Chodorkowski Michail: Wie man einen Drachen tötet
Handbuch für angehende Revolutionäre. Aus dem russischen von Olaf Kühl.
Erschienen im Europa-Verlag, Februar 2023
- Auch wenn die Revolution nicht notwendiger Weise gewaltsam verlaufen muss, so müssen die Revolutionäre bereit zur Gewaltanwendung sein.
- Auch wenn die Revolutionäre die "Musterschüler" des alten Regimes beseitigen müssen (Lustration), so werden die neuen Herrscher mit großen Teilen des bestehenden Apparates weiter arbeiten müssen.
- Auch wenn die Revolutionäre die Macht in der Zentrale übernehmen und absichern müssen, so kann die Revolution nur durch konsequente Dezentralisierung und Einführung des Föderalismus gelingen.
Das sind die wichtigsten Grundthesen von Chodorkowski, der Putin und das System des Putinismus besser kennt, als alle Russlandexperten des Westens zusammen genommen.
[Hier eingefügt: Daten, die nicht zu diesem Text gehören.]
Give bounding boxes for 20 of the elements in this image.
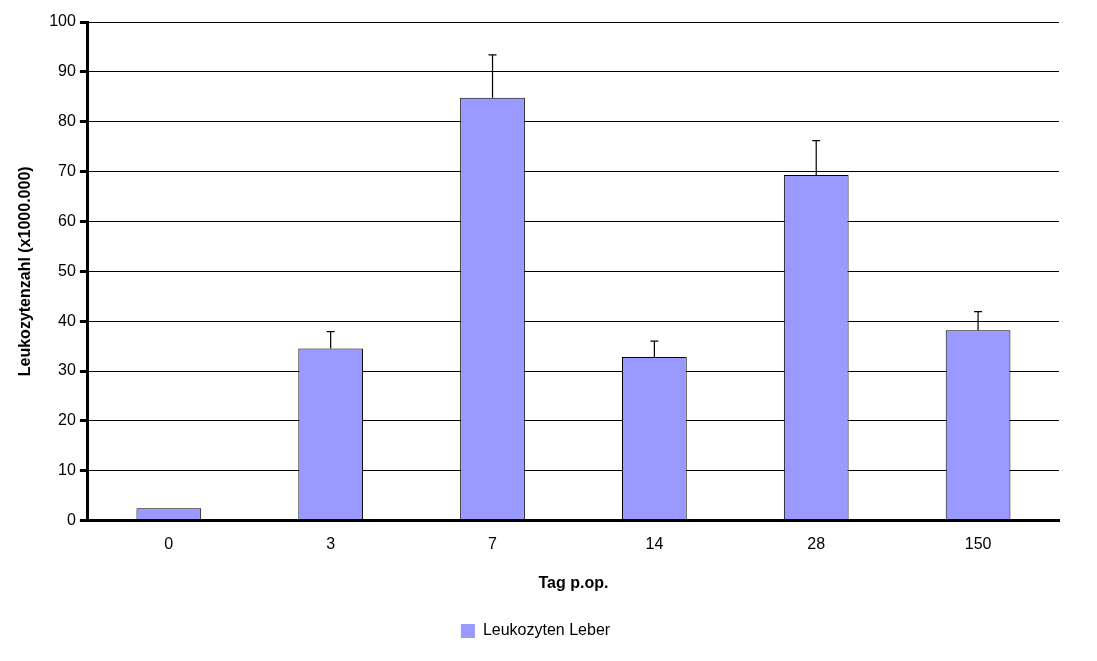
- y-axis-title: Leukozytenzahl (x1000.000): [16, 166, 34, 377]
- y-tick-label: 50: [58, 261, 76, 279]
- y-tick-label: 10: [58, 461, 76, 479]
- x-axis-title: Tag p.op.: [538, 573, 609, 591]
- x-tick-label: 14: [645, 534, 664, 552]
- x-tick-label: 7: [488, 534, 498, 552]
- y-tick-label: 80: [58, 112, 76, 130]
- y-tick-label: 40: [58, 311, 76, 329]
- y-tick-label: 20: [58, 411, 76, 429]
- y-tick-label: 70: [58, 161, 76, 179]
- y-tick-label: 30: [58, 361, 76, 379]
- y-tick-label: 100: [49, 12, 76, 30]
- y-tick-label: 0: [66, 511, 76, 529]
- x-tick-label: 28: [807, 534, 826, 552]
- legend-label: Leukozyten Leber: [482, 621, 611, 639]
- x-tick-label: 150: [964, 534, 992, 552]
- x-tick-label: 0: [164, 534, 174, 552]
- x-tick-label: 3: [326, 534, 336, 552]
- y-tick-label: 90: [58, 62, 76, 80]
- y-tick-label: 60: [58, 211, 76, 229]
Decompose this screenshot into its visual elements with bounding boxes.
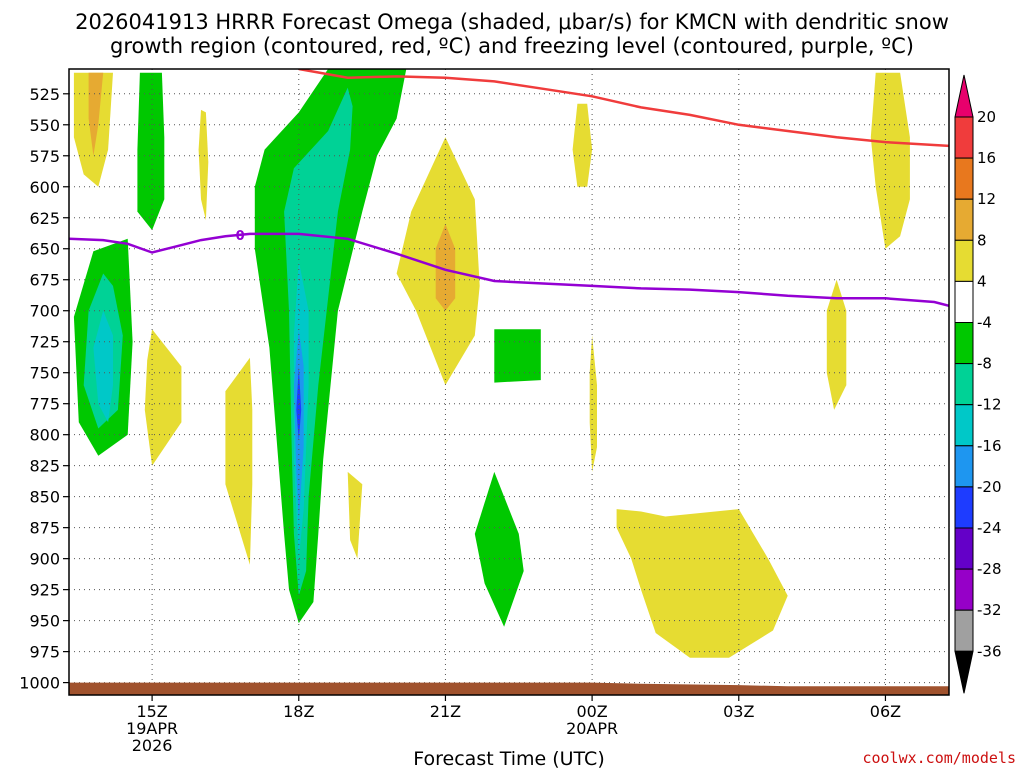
colorbar-label: 16 [977, 149, 996, 167]
omega-region [296, 366, 302, 441]
x-tick-label: 21Z [430, 702, 461, 721]
colorbar-label: -28 [977, 560, 1002, 578]
colorbar-segment [954, 116, 974, 159]
x-axis-label: Forecast Time (UTC) [413, 748, 604, 768]
omega-region [198, 109, 209, 221]
colorbar-segment [954, 322, 974, 365]
omega-region [347, 471, 363, 559]
omega-region [870, 72, 910, 249]
colorbar-segment [954, 198, 974, 241]
y-tick-label: 700 [29, 302, 60, 321]
colorbar-segment [954, 239, 974, 282]
x-tick-label: 20APR [566, 719, 618, 738]
omega-region [225, 357, 253, 565]
omega-region [144, 329, 182, 466]
colorbar-segment [954, 486, 974, 529]
y-tick-label: 950 [29, 612, 60, 631]
plot-area: 0 [68, 68, 950, 696]
ground-surface [69, 682, 949, 695]
x-tick-label: 00Z [576, 702, 607, 721]
colorbar-label: -16 [977, 437, 1002, 455]
colorbar-label: -20 [977, 478, 1002, 496]
y-tick-label: 525 [29, 85, 60, 104]
omega-region [93, 310, 113, 423]
colorbar-segment [954, 404, 974, 447]
omega-shading [73, 69, 910, 658]
colorbar-label: -8 [977, 355, 992, 373]
colorbar-label: 8 [977, 231, 987, 249]
y-tick-label: 900 [29, 550, 60, 569]
y-tick-label: 575 [29, 147, 60, 166]
colorbar-segment [954, 568, 974, 611]
colorbar-bottom-arrow [954, 650, 974, 694]
y-tick-label: 1000 [19, 674, 60, 693]
colorbar-label: -24 [977, 519, 1002, 537]
contour-lines: 0 [69, 69, 949, 695]
chart-title-line1: 2026041913 HRRR Forecast Omega (shaded, … [75, 10, 949, 34]
omega-region [589, 335, 597, 472]
y-tick-label: 825 [29, 457, 60, 476]
colorbar-label: -36 [977, 642, 1002, 660]
colorbar-segment [954, 445, 974, 488]
colorbar-label: 4 [977, 272, 987, 290]
colorbar-label: 12 [977, 190, 996, 208]
omega-region [826, 279, 847, 410]
x-tick-label: 19APR [126, 719, 178, 738]
y-tick-label: 850 [29, 488, 60, 507]
colorbar-segment [954, 280, 974, 323]
freezing-level-line [69, 232, 949, 308]
omega-region [572, 103, 593, 187]
y-tick-label: 600 [29, 178, 60, 197]
y-tick-label: 775 [29, 395, 60, 414]
y-tick-label: 650 [29, 240, 60, 259]
omega-region [494, 329, 541, 383]
y-tick-label: 975 [29, 643, 60, 662]
y-tick-label: 675 [29, 271, 60, 290]
credit-text: coolwx.com/models [862, 749, 1016, 767]
colorbar-segment [954, 609, 974, 652]
y-tick-label: 750 [29, 364, 60, 383]
y-tick-label: 925 [29, 581, 60, 600]
colorbar-top-arrow [954, 74, 974, 118]
y-tick-label: 550 [29, 116, 60, 135]
omega-region [137, 72, 165, 231]
y-tick-label: 625 [29, 209, 60, 228]
x-tick-label: 06Z [870, 702, 901, 721]
plot-frame [68, 68, 950, 696]
y-tick-label: 725 [29, 333, 60, 352]
colorbar-segment [954, 527, 974, 570]
y-tick-label: 875 [29, 519, 60, 538]
colorbar-label: -4 [977, 314, 992, 332]
x-tick-label: 03Z [723, 702, 754, 721]
y-axis: 525 550 575 600 625 650 675 700 725 750 775 800 825 8… [19, 85, 69, 693]
chart-title-line2: growth region (contoured, red, ºC) and f… [110, 34, 914, 58]
dendritic-growth-line [298, 69, 949, 148]
colorbar: 20 16 12 8 4 -4 -8 -12 -16 -20 -24 -28 -32 -36 [954, 74, 1002, 694]
colorbar-label: -32 [977, 601, 1002, 619]
x-tick-label: 15Z [136, 702, 167, 721]
colorbar-label: 20 [977, 108, 996, 126]
freezing-level-label: 0 [236, 229, 245, 244]
x-tick-label: 2026 [132, 736, 173, 755]
omega-region [474, 471, 524, 627]
omega-region [435, 224, 456, 311]
colorbar-segment [954, 157, 974, 200]
colorbar-label: -12 [977, 396, 1002, 414]
y-tick-label: 800 [29, 426, 60, 445]
colorbar-segment [954, 363, 974, 406]
x-tick-label: 18Z [283, 702, 314, 721]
Chodorkowski, geboren 1963, hat als junger Komsomolze (Nachwuchskader der KPSdU) Persestrojka nicht nur mit erlebt sondern als einer der ersten Privatunternehmer mit gestaltet. Bereits 1990 gründete er seine Privatbank, gelangte bald in den Beraterstab von Jelzin wurde Vizeminister für Energie und konnte sich aus dieser Gemengelage 1995/96 über 45 Prozent des Mineralölkonzerns Jukos sichern, der ihn - lange vor Putin - zu einem der reichsten Männer Russlands machte.